ユニバーサルカレッジロンドン、6Gの実験で938Gbpsという脅威の通信速度が実現したと報告

3行まとめ

5Gが登場してはや4年が経過し、普及フェーズもほぼ終わりかけ標準的になってきています。その一方で、次世代の移動通信システムである6Gについても研究開発が進んでいます。ユニバーサルカレッジロンドン(UCL)の研究者らは、6Gの実験にて938 Gbpsの転送速度を実現したと発表しました。

6G

6Gは第6世代移動通信システムで、次世代の通信規格です。

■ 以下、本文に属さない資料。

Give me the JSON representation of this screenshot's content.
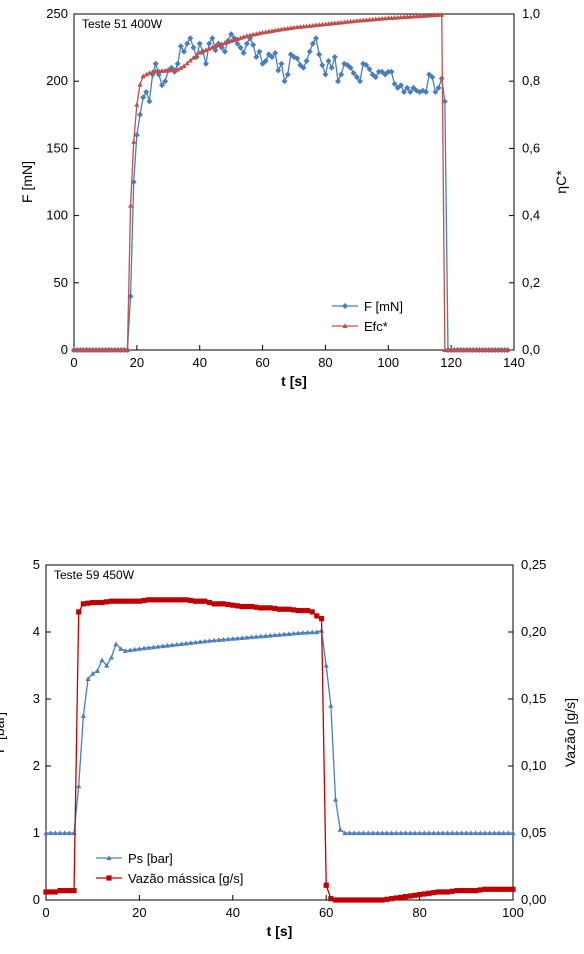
{
  "chart_data": [
    {
      "type": "line",
      "annotation": "Teste 51 400W",
      "xlabel": "t [s]",
      "ylabel": "F [mN]",
      "y2label": "ηC*",
      "xlim": [
        0,
        140
      ],
      "ylim": [
        0,
        250
      ],
      "y2lim": [
        0,
        1
      ],
      "xticks": [
        0,
        20,
        40,
        60,
        80,
        100,
        120,
        140
      ],
      "yticks": [
        0,
        50,
        100,
        150,
        200,
        250
      ],
      "y2ticks": [
        "0,0",
        "0,2",
        "0,4",
        "0,6",
        "0,8",
        "1,0"
      ],
      "grid": false,
      "legend_position": "bottom-right",
      "series": [
        {
          "name": "F [mN]",
          "axis": "left",
          "color": "#4a7ebb",
          "marker": "diamond",
          "points": [
            [
              0,
              0
            ],
            [
              16,
              0
            ],
            [
              17,
              0
            ],
            [
              18,
              40
            ],
            [
              19,
              125
            ],
            [
              20,
              160
            ],
            [
              21,
              175
            ],
            [
              22,
              188
            ],
            [
              23,
              192
            ],
            [
              24,
              185
            ],
            [
              25,
              205
            ],
            [
              26,
              213
            ],
            [
              27,
              205
            ],
            [
              28,
              197
            ],
            [
              29,
              200
            ],
            [
              30,
              208
            ],
            [
              31,
              210
            ],
            [
              32,
              207
            ],
            [
              33,
              213
            ],
            [
              34,
              226
            ],
            [
              35,
              222
            ],
            [
              36,
              228
            ],
            [
              37,
              232
            ],
            [
              38,
              225
            ],
            [
              39,
              218
            ],
            [
              40,
              228
            ],
            [
              41,
              222
            ],
            [
              42,
              213
            ],
            [
              43,
              228
            ],
            [
              44,
              232
            ],
            [
              45,
              223
            ],
            [
              46,
              228
            ],
            [
              47,
              225
            ],
            [
              48,
              222
            ],
            [
              49,
              230
            ],
            [
              50,
              235
            ],
            [
              51,
              232
            ],
            [
              52,
              228
            ],
            [
              53,
              225
            ],
            [
              54,
              221
            ],
            [
              55,
              228
            ],
            [
              56,
              232
            ],
            [
              57,
              227
            ],
            [
              58,
              218
            ],
            [
              59,
              222
            ],
            [
              60,
              213
            ],
            [
              61,
              215
            ],
            [
              62,
              220
            ],
            [
              63,
              218
            ],
            [
              64,
              221
            ],
            [
              65,
              208
            ],
            [
              66,
              213
            ],
            [
              67,
              200
            ],
            [
              68,
              205
            ],
            [
              69,
              220
            ],
            [
              70,
              218
            ],
            [
              71,
              217
            ],
            [
              72,
              212
            ],
            [
              73,
              210
            ],
            [
              74,
              215
            ],
            [
              75,
              222
            ],
            [
              76,
              228
            ],
            [
              77,
              232
            ],
            [
              78,
              220
            ],
            [
              79,
              212
            ],
            [
              80,
              205
            ],
            [
              81,
              215
            ],
            [
              82,
              210
            ],
            [
              83,
              218
            ],
            [
              84,
              200
            ],
            [
              85,
              205
            ],
            [
              86,
              213
            ],
            [
              87,
              212
            ],
            [
              88,
              210
            ],
            [
              89,
              206
            ],
            [
              90,
              203
            ],
            [
              91,
              200
            ],
            [
              92,
              213
            ],
            [
              93,
              212
            ],
            [
              94,
              209
            ],
            [
              95,
              205
            ],
            [
              96,
              203
            ],
            [
              97,
              207
            ],
            [
              98,
              207
            ],
            [
              99,
              205
            ],
            [
              100,
              207
            ],
            [
              101,
              207
            ],
            [
              102,
              198
            ],
            [
              103,
              195
            ],
            [
              104,
              197
            ],
            [
              105,
              192
            ],
            [
              106,
              195
            ],
            [
              107,
              192
            ],
            [
              108,
              195
            ],
            [
              109,
              193
            ],
            [
              110,
              192
            ],
            [
              111,
              193
            ],
            [
              112,
              192
            ],
            [
              113,
              205
            ],
            [
              114,
              203
            ],
            [
              115,
              192
            ],
            [
              116,
              195
            ],
            [
              117,
              202
            ],
            [
              118,
              185
            ],
            [
              119,
              0
            ],
            [
              120,
              0
            ],
            [
              121,
              0
            ],
            [
              138,
              0
            ]
          ]
        },
        {
          "name": "Efc*",
          "axis": "right",
          "color": "#c0504d",
          "marker": "triangle",
          "points": [
            [
              0,
              0
            ],
            [
              16,
              0
            ],
            [
              17,
              0
            ],
            [
              18,
              0.43
            ],
            [
              19,
              0.62
            ],
            [
              20,
              0.73
            ],
            [
              21,
              0.79
            ],
            [
              22,
              0.815
            ],
            [
              23,
              0.82
            ],
            [
              24,
              0.825
            ],
            [
              25,
              0.828
            ],
            [
              26,
              0.83
            ],
            [
              30,
              0.832
            ],
            [
              33,
              0.835
            ],
            [
              35,
              0.845
            ],
            [
              38,
              0.87
            ],
            [
              40,
              0.885
            ],
            [
              45,
              0.905
            ],
            [
              50,
              0.92
            ],
            [
              55,
              0.935
            ],
            [
              60,
              0.945
            ],
            [
              65,
              0.953
            ],
            [
              70,
              0.96
            ],
            [
              75,
              0.965
            ],
            [
              80,
              0.97
            ],
            [
              85,
              0.975
            ],
            [
              90,
              0.98
            ],
            [
              95,
              0.984
            ],
            [
              100,
              0.988
            ],
            [
              105,
              0.991
            ],
            [
              110,
              0.994
            ],
            [
              115,
              0.997
            ],
            [
              117,
              0.998
            ],
            [
              118,
              0
            ],
            [
              119,
              0
            ],
            [
              138,
              0
            ]
          ]
        }
      ]
    },
    {
      "type": "line",
      "annotation": "Teste 59 450W",
      "xlabel": "t [s]",
      "ylabel": "P [bar]",
      "y2label": "Vazão [g/s]",
      "xlim": [
        0,
        100
      ],
      "ylim": [
        0,
        5
      ],
      "y2lim": [
        0,
        0.25
      ],
      "xticks": [
        0,
        20,
        40,
        60,
        80,
        100
      ],
      "yticks": [
        0,
        1,
        2,
        3,
        4,
        5
      ],
      "y2ticks": [
        "0,00",
        "0,05",
        "0,10",
        "0,15",
        "0,20",
        "0,25"
      ],
      "grid": false,
      "legend_position": "bottom-left",
      "series": [
        {
          "name": "Ps [bar]",
          "axis": "left",
          "color": "#4a7ebb",
          "marker": "triangle",
          "points": [
            [
              0,
              1
            ],
            [
              6,
              1
            ],
            [
              7,
              1.7
            ],
            [
              8,
              2.75
            ],
            [
              9,
              3.3
            ],
            [
              10,
              3.38
            ],
            [
              11,
              3.42
            ],
            [
              12,
              3.58
            ],
            [
              13,
              3.5
            ],
            [
              14,
              3.62
            ],
            [
              15,
              3.82
            ],
            [
              16,
              3.75
            ],
            [
              17,
              3.72
            ],
            [
              20,
              3.75
            ],
            [
              25,
              3.79
            ],
            [
              30,
              3.83
            ],
            [
              35,
              3.87
            ],
            [
              40,
              3.9
            ],
            [
              45,
              3.93
            ],
            [
              50,
              3.96
            ],
            [
              55,
              3.99
            ],
            [
              58,
              4.0
            ],
            [
              59,
              4.02
            ],
            [
              60,
              3.5
            ],
            [
              61,
              2.9
            ],
            [
              62,
              1.5
            ],
            [
              63,
              1.05
            ],
            [
              64,
              1.0
            ],
            [
              100,
              1.0
            ]
          ]
        },
        {
          "name": "Vazão mássica [g/s]",
          "axis": "right",
          "color": "#c00000",
          "marker": "square",
          "points": [
            [
              0,
              0.006
            ],
            [
              2,
              0.006
            ],
            [
              3,
              0.007
            ],
            [
              4,
              0.007
            ],
            [
              5,
              0.007
            ],
            [
              6,
              0.007
            ],
            [
              7,
              0.215
            ],
            [
              8,
              0.221
            ],
            [
              10,
              0.222
            ],
            [
              12,
              0.222
            ],
            [
              14,
              0.223
            ],
            [
              16,
              0.223
            ],
            [
              18,
              0.223
            ],
            [
              20,
              0.223
            ],
            [
              22,
              0.224
            ],
            [
              24,
              0.224
            ],
            [
              26,
              0.224
            ],
            [
              28,
              0.224
            ],
            [
              30,
              0.224
            ],
            [
              32,
              0.223
            ],
            [
              34,
              0.223
            ],
            [
              36,
              0.221
            ],
            [
              38,
              0.221
            ],
            [
              40,
              0.22
            ],
            [
              42,
              0.219
            ],
            [
              44,
              0.219
            ],
            [
              46,
              0.218
            ],
            [
              48,
              0.218
            ],
            [
              50,
              0.217
            ],
            [
              52,
              0.217
            ],
            [
              54,
              0.216
            ],
            [
              56,
              0.216
            ],
            [
              57,
              0.215
            ],
            [
              58,
              0.212
            ],
            [
              59,
              0.21
            ],
            [
              60,
              0.011
            ],
            [
              61,
              0.001
            ],
            [
              62,
              0.0
            ],
            [
              64,
              0.0
            ],
            [
              66,
              0.0
            ],
            [
              68,
              0.0
            ],
            [
              70,
              0.0
            ],
            [
              72,
              0.0
            ],
            [
              74,
              0.001
            ],
            [
              76,
              0.002
            ],
            [
              78,
              0.003
            ],
            [
              80,
              0.004
            ],
            [
              82,
              0.005
            ],
            [
              84,
              0.006
            ],
            [
              86,
              0.006
            ],
            [
              88,
              0.007
            ],
            [
              90,
              0.007
            ],
            [
              92,
              0.007
            ],
            [
              94,
              0.008
            ],
            [
              96,
              0.008
            ],
            [
              98,
              0.008
            ],
            [
              100,
              0.008
            ]
          ]
        }
      ]
    }
  ]
}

現状「何も決まっていない」状態ではあるものの、展望として現在のミリ波(mmWave)よりも高い周波数、可能性として3桁GHzにもなる周波数帯を利用することでより高速なデータ転送や帯域を実現します。

5Gでは、低遅延や高速化が主な主題となりましたが、日本の通信事業者はこれに加えて、6Gを通じた無線充電や5Gでも重要視された多数接続などの強化が主眼となっています。結論としては、無線の周波数をめっちゃ挙げてできること全部しようぜという感じ。

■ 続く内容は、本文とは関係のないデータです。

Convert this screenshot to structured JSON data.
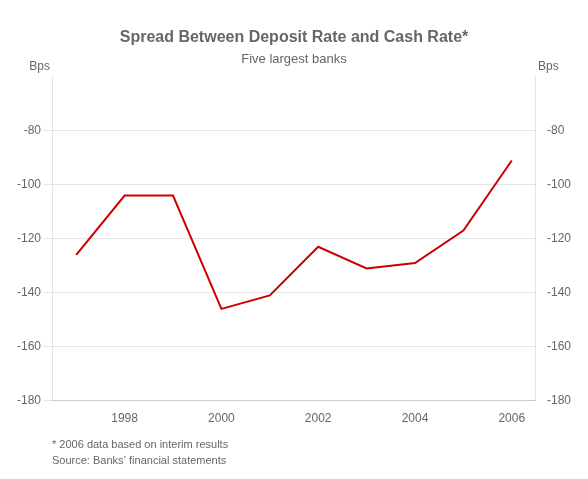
{
  "chart_data": {
    "type": "line",
    "title": "Spread Between Deposit Rate and Cash Rate*",
    "subtitle": "Five largest banks",
    "ylabel": "Bps",
    "y2label": "Bps",
    "annotations": [
      "* 2006 data based on interim results",
      "Source: Banks’ financial statements"
    ],
    "x": [
      1997,
      1998,
      1999,
      2000,
      2001,
      2002,
      2003,
      2004,
      2005,
      2006
    ],
    "values": [
      -126,
      -104,
      -104,
      -146,
      -141,
      -123,
      -131,
      -129,
      -117,
      -91
    ],
    "color": "#cc0000",
    "xlim": [
      1996.5,
      2006.5
    ],
    "xticks": [
      1998,
      2000,
      2002,
      2004,
      2006
    ],
    "ylim": [
      -180,
      -60
    ],
    "yticks": [
      -180,
      -160,
      -140,
      -120,
      -100,
      -80
    ],
    "y2lim": [
      -180,
      -60
    ],
    "y2ticks": [
      -180,
      -160,
      -140,
      -120,
      -100,
      -80
    ],
    "grid": "y"
  }
}
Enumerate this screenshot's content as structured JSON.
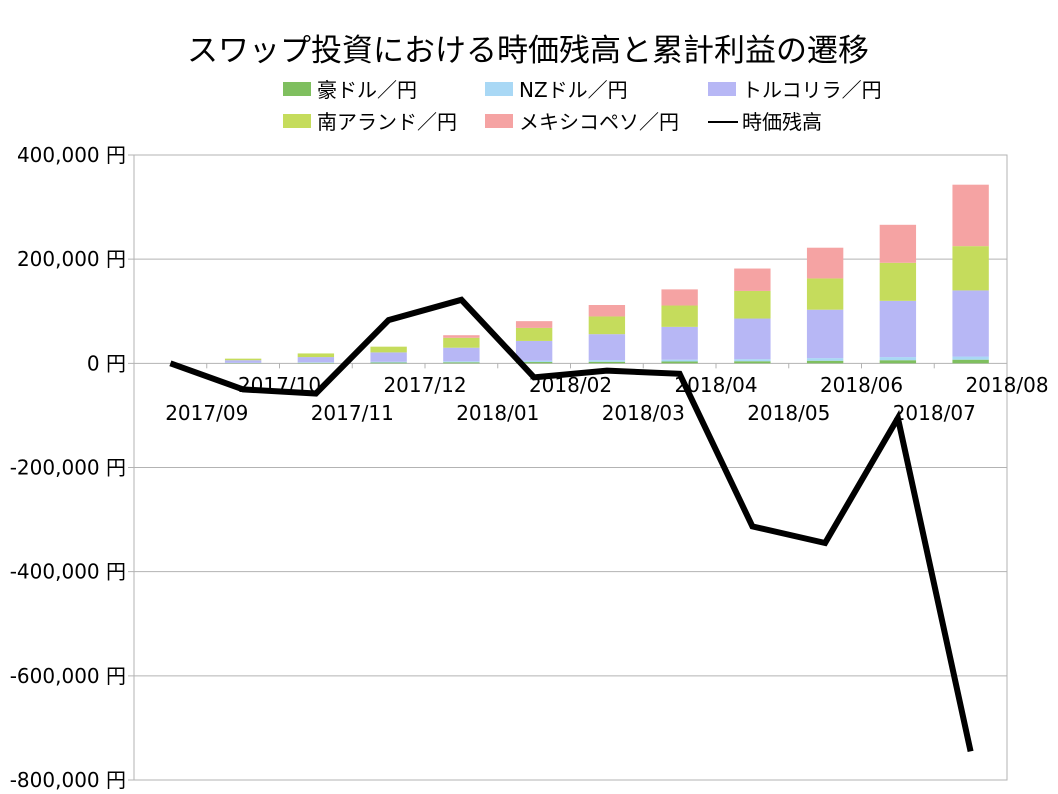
{
  "chart_data": {
    "type": "bar",
    "title": "スワップ投資における時価残高と累計利益の遷移",
    "categories": [
      "2017/09",
      "2017/10",
      "2017/11",
      "2017/12",
      "2018/01",
      "2018/02",
      "2018/03",
      "2018/04",
      "2018/05",
      "2018/06",
      "2018/07",
      "2018/08"
    ],
    "ylim": [
      -800000,
      400000
    ],
    "yticks": [
      {
        "value": 400000,
        "label": "400,000 円"
      },
      {
        "value": 200000,
        "label": "200,000 円"
      },
      {
        "value": 0,
        "label": "0 円"
      },
      {
        "value": -200000,
        "label": "-200,000 円"
      },
      {
        "value": -400000,
        "label": "-400,000 円"
      },
      {
        "value": -600000,
        "label": "-600,000 円"
      },
      {
        "value": -800000,
        "label": "-800,000 円"
      }
    ],
    "grid": true,
    "legend_position": "top",
    "series": [
      {
        "name": "豪ドル／円",
        "kind": "bar",
        "color": "#7fbf5f",
        "values": [
          0,
          500,
          1000,
          1500,
          2000,
          2500,
          3000,
          3500,
          4000,
          5000,
          6000,
          7000
        ]
      },
      {
        "name": "NZドル／円",
        "kind": "bar",
        "color": "#a9d8f5",
        "values": [
          0,
          500,
          1000,
          1500,
          2000,
          2500,
          3000,
          3500,
          4000,
          5000,
          6000,
          6000
        ]
      },
      {
        "name": "トルコリラ／円",
        "kind": "bar",
        "color": "#b7b7f5",
        "values": [
          0,
          5000,
          10000,
          18000,
          26000,
          38000,
          50000,
          63000,
          78000,
          93000,
          108000,
          127000
        ]
      },
      {
        "name": "南アランド／円",
        "kind": "bar",
        "color": "#c5dc5c",
        "values": [
          0,
          3000,
          7000,
          11000,
          19000,
          25000,
          34000,
          41000,
          53000,
          60000,
          73000,
          85000
        ]
      },
      {
        "name": "メキシコペソ／円",
        "kind": "bar",
        "color": "#f5a3a3",
        "values": [
          0,
          0,
          0,
          0,
          5000,
          13000,
          22000,
          31000,
          43000,
          59000,
          73000,
          118000
        ]
      },
      {
        "name": "時価残高",
        "kind": "line",
        "color": "#000000",
        "values": [
          0,
          -50000,
          -58000,
          83000,
          122000,
          -27000,
          -14000,
          -20000,
          -313000,
          -345000,
          -105000,
          -745000
        ]
      }
    ]
  }
}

さらに、地上という領域だけでなく、陸海空と宇宙の領域にもネットワークを構築する動きもあります。

6Gでは現在有線で行われている基地局間の通信自体も無線で行う計画があり、それも踏まえると100Gbps以上の帯域が必要です。

938 Gbps

5Gの理論帯域は20 Gbps程度です。*1実効値では、大体4Gbps程度が最大であると見られており、平均でも1Gbps〜2Gbps程度の帯域が標準となっています。

4Gの理論値が、1 Gbps程度なので、世代間で実に20倍程度の性能向上があったことになります。これは5Gから6Gにかけても同様で、大幅な通信帯域の向上が期待されているのです。

そんななかでUCLのZhixin Liu氏の研究チームは6Gの実験にて938 Gbpsの通信を実現したと述べています。

同研究チームは、直交周波数分割多重 (OFDM)を利用した145GHzでのデータ転送に挑戦しました。2組のレーザーを周波数ロックし、安定した信号を生成することで、位相ノイズを低減し、スペクトラムを最大限に活用しました。

フリーランニングレーザーと比較してキャリア周波数が安定し、位相ノイズが低減されたWバンドおよびDバンド信号を生成し、スペクトルの利用を最大化しました。OFDMフォーマットとビットローディングを使用することで、研究者らは、異なるRFおよびmm波帯間のギャップが300MHz未満で、938Gbpsの伝送データレートを実現しているとのこと。

前段落の内容は私自身、あまり理解しているわけではありませんが、75 GHz〜110 GHzのWバンドと、110 GHz〜150 GHzのDバンドを共通の発振器で生成することで安定した通信を実現したということみたいです。

6Gの動き

6Gの実用化はすぐではなく数年後ということになりますが、今回の発表は、世界最速の通信を実現する6Gへの道筋を示しました。

前述の通り、現時点で6Gについては何も決まっていない状態ですが、高速化するという点は規定事項です。

日本では、NTTや富士通、NECなどが開発を進めていまし、中国では1Tbpsをターゲットとした研究が行われています。

米国では、QualcommやVerizonも6Gについて言及しています。

6Gは近い将来には仕様が策定される見込みですが、現状は各国が自前の技術を活かして、6Gの仕様策定に関与する動きが中心となっています。